Diese Tatsache war aber nur der Gipfel des Eisbergs, denn erst in einem Jahr wird der schwedische «Über-Trainer» Roger Rönnberg bei den Saanestädtern erwartet. Überbrückt wird das Jahr durch den bisherigen Assistenten Patrick Émond. Noch nie in der Geschichte unserer Liga wurde ein Trainer so früh im Voraus verpflichtet.
Die Entlassung Dubés kann die Hockey-Schweiz trotz dem zweiten Rang in der Qualifikation und dem Aus im Halbfinal nachvollziehen, in Dubés Amtszeit haben die Freiburger in sechs Jahren zweimal den Halbfinal erreicht, mehr nicht.
Émond wurde am 10. November 2021 in Genf durch Jan Cadieux, einst U20-Headcoach in Freiburg, ersetzt. Nun soll Émond bei seiner erst zweiten Station als Headcoach das «unmeisterbare» Gottéron für ein Jahr durch die Liga führen. Der Frankokanadier kann also völlig ohne Druck und ohne Erwartungen in Ruhe arbeiten.
Malen wir uns zwei mögliche Szenarien aus: Angenommen, Gottéron erwischt einen schlechten Saisonstart, die Punkte kommen nicht und das Vertrauen in Émond geht verloren?
Halten Klubführung und Sportchef Gerd Zenhäusern dann bis zum bitteren Ende an Emond fest? Würde man im Falle eines Worst-Case noch einen weiteren Trainer oder eine Interimslösung anstelle Emonds an die Bande stellen? Rönnberg, vierfacher Champions League-Sieger und zweifacher schwedischer Meister, könnte sein Amt in Ruhe antreten, muss in seiner Amtszeit aber einen Meistertitel liefern.

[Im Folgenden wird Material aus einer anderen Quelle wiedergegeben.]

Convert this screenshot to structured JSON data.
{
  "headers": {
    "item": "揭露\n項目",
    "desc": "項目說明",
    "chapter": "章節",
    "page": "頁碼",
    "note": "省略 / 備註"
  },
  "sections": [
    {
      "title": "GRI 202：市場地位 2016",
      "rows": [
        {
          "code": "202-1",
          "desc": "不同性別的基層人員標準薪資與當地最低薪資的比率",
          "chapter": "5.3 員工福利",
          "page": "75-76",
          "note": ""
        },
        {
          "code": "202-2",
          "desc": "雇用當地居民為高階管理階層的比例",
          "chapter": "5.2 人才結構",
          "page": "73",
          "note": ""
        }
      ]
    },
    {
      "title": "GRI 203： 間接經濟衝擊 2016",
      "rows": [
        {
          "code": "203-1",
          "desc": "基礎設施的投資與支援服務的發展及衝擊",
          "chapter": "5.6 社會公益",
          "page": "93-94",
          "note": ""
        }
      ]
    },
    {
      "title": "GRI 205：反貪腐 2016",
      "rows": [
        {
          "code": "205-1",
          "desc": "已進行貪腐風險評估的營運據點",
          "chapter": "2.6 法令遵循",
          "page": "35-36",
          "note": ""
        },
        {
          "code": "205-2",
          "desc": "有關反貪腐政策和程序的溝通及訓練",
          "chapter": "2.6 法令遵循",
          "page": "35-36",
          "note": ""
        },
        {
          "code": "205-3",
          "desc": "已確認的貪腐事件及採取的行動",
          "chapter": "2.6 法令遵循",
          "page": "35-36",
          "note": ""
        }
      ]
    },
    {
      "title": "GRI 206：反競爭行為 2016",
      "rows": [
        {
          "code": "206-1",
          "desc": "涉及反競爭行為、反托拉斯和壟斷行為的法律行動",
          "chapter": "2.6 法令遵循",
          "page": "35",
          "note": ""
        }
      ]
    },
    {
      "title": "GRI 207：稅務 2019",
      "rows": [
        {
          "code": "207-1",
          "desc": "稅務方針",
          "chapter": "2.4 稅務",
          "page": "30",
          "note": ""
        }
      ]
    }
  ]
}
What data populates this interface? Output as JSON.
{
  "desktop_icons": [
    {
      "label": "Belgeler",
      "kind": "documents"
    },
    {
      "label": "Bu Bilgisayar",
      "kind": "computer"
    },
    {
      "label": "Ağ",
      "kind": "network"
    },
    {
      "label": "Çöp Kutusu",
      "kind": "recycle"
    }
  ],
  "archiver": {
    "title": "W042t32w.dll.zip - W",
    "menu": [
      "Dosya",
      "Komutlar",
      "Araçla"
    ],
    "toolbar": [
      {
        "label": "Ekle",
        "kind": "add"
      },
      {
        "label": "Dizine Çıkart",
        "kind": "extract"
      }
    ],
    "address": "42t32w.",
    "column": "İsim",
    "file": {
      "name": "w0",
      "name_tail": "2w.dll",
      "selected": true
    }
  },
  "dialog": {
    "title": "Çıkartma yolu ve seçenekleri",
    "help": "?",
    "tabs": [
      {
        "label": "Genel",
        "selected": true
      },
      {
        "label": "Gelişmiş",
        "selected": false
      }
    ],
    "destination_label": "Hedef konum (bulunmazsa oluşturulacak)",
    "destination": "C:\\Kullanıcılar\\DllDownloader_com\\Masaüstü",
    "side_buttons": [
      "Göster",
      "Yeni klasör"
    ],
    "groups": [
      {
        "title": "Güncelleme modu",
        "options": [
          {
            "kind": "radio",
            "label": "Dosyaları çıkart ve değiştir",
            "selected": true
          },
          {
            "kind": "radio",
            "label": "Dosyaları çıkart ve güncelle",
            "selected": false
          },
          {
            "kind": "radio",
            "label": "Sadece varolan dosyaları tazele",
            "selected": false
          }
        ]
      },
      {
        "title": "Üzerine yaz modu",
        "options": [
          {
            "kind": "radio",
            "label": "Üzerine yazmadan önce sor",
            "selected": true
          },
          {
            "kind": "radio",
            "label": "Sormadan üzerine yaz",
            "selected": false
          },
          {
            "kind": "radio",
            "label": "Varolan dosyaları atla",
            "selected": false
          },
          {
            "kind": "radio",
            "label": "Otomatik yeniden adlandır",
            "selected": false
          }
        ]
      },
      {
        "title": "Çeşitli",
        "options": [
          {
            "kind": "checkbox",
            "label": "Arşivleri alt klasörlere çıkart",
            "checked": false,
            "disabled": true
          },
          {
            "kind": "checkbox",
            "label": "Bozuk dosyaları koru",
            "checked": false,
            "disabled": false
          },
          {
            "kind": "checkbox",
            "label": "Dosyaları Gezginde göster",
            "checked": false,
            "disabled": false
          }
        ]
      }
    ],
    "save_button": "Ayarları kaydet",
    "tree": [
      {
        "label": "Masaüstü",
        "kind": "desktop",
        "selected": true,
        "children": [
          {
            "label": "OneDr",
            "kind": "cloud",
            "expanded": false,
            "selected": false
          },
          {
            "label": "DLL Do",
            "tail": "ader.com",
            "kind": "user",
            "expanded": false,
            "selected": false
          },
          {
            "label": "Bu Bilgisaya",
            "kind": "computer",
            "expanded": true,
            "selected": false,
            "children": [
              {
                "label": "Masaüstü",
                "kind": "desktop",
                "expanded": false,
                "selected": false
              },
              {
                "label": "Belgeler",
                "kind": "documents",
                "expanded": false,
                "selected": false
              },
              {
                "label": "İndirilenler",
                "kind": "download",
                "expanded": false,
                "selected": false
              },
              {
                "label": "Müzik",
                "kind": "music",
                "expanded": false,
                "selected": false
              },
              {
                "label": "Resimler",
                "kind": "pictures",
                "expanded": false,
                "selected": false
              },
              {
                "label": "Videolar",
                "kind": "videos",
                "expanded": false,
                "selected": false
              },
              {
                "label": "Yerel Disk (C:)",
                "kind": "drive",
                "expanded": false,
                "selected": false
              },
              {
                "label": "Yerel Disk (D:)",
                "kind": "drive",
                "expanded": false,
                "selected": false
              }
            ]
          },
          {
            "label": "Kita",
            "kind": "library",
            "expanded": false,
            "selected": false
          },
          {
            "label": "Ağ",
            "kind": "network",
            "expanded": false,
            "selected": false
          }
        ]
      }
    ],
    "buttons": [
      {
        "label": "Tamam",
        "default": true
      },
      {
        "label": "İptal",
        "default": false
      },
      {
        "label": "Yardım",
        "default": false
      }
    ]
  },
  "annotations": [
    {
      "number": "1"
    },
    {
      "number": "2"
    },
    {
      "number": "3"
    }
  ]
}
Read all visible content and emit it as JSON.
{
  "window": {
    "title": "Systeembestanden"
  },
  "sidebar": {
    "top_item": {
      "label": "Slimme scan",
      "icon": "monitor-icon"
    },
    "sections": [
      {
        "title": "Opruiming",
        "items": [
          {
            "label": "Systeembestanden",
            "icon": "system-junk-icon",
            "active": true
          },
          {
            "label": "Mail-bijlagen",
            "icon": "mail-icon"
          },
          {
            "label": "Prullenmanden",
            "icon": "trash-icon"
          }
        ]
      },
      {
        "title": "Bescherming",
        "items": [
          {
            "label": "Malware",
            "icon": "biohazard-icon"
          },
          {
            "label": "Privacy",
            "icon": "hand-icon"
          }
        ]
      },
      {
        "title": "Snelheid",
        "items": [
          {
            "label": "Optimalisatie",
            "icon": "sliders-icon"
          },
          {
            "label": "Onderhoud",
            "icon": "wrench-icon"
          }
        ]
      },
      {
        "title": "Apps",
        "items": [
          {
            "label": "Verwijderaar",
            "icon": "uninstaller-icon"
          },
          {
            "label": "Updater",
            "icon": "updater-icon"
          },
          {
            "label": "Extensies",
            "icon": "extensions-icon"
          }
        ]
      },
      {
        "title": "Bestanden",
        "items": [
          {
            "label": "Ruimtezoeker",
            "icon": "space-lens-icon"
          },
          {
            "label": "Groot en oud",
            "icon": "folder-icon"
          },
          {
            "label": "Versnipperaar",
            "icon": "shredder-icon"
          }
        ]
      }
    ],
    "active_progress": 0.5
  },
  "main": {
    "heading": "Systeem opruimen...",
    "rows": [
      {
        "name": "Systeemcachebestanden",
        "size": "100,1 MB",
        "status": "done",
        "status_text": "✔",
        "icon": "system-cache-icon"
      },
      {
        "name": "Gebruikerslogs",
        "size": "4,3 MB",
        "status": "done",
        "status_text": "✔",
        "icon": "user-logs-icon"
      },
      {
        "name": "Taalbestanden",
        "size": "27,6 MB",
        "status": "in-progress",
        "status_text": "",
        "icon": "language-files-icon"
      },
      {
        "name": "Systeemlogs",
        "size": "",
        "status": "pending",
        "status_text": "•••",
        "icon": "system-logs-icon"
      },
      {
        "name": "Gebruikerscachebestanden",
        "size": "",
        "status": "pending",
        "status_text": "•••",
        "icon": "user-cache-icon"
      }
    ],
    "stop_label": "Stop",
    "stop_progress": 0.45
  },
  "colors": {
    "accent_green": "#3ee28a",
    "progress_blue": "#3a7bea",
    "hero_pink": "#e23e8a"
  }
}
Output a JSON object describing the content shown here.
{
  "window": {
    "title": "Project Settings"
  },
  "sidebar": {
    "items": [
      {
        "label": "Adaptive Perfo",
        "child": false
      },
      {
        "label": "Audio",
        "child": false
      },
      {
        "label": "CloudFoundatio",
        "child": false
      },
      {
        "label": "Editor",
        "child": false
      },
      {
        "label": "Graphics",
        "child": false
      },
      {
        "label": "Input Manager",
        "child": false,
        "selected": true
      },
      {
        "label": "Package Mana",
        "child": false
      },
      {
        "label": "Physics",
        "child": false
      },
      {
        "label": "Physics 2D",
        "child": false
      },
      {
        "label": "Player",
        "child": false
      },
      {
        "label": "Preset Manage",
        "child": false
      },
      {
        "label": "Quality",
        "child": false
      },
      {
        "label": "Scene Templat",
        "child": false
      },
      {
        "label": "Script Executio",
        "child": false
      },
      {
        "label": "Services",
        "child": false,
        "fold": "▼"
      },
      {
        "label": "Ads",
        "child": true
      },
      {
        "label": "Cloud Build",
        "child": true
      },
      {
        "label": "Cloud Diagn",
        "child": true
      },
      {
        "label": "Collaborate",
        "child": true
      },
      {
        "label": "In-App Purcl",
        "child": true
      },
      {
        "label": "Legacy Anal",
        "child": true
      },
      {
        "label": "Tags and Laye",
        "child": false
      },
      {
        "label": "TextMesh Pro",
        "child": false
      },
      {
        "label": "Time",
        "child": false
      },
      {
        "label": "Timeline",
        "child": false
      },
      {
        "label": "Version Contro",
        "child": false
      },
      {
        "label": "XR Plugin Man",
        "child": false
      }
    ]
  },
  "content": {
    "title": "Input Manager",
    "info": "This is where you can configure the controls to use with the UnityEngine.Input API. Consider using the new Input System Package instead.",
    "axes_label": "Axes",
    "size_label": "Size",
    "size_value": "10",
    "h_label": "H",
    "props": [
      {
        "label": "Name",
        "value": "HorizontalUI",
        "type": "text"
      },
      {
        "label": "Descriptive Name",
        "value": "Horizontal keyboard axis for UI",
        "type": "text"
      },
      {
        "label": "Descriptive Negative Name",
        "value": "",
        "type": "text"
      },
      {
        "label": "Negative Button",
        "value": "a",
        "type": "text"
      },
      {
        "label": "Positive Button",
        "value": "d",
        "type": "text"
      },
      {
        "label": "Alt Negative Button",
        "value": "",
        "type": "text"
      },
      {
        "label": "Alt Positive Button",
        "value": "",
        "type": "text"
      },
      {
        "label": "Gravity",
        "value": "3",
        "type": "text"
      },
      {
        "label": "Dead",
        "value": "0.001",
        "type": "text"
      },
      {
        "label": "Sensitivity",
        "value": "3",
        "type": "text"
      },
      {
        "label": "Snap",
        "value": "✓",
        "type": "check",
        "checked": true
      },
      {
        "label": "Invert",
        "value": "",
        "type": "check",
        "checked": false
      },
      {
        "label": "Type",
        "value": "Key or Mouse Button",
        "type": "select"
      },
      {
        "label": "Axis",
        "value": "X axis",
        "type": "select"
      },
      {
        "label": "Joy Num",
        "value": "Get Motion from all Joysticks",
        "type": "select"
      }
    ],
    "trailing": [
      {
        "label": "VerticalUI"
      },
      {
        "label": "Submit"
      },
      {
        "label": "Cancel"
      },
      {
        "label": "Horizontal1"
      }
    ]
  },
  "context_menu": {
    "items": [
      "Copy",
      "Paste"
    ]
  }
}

Angenommen, Gottéron erwischt, wie im Vorjahr, einen optimalen Saisonstart, die Punkte kommen und das Vertrauen in Émond wächst. Im Frühling spielen sich die Freiburger, noch besser als zu Bykov/Chomutov-Zeiten, in einen Playoff-Rausch und gewinnen gar den ersten Meistertitel der Geschichte und Émond würde als Volksheld in die Geschichtsbücher eingehen.
Trotz des Meistertitels müsste Émond seinen Platz räumen und Rönnberg hätte, mit seinem Palmarès, die schwierigste Aufgabe aller europäischen Ligen und müsste Gottéron erneut zum Titel führen.
Die Leidenschaft «Gottérons» lebt und liebt solche Szenarien, daher sind Gottérons Probleme nie gelöst, nicht einmal nach einem Meistertitel.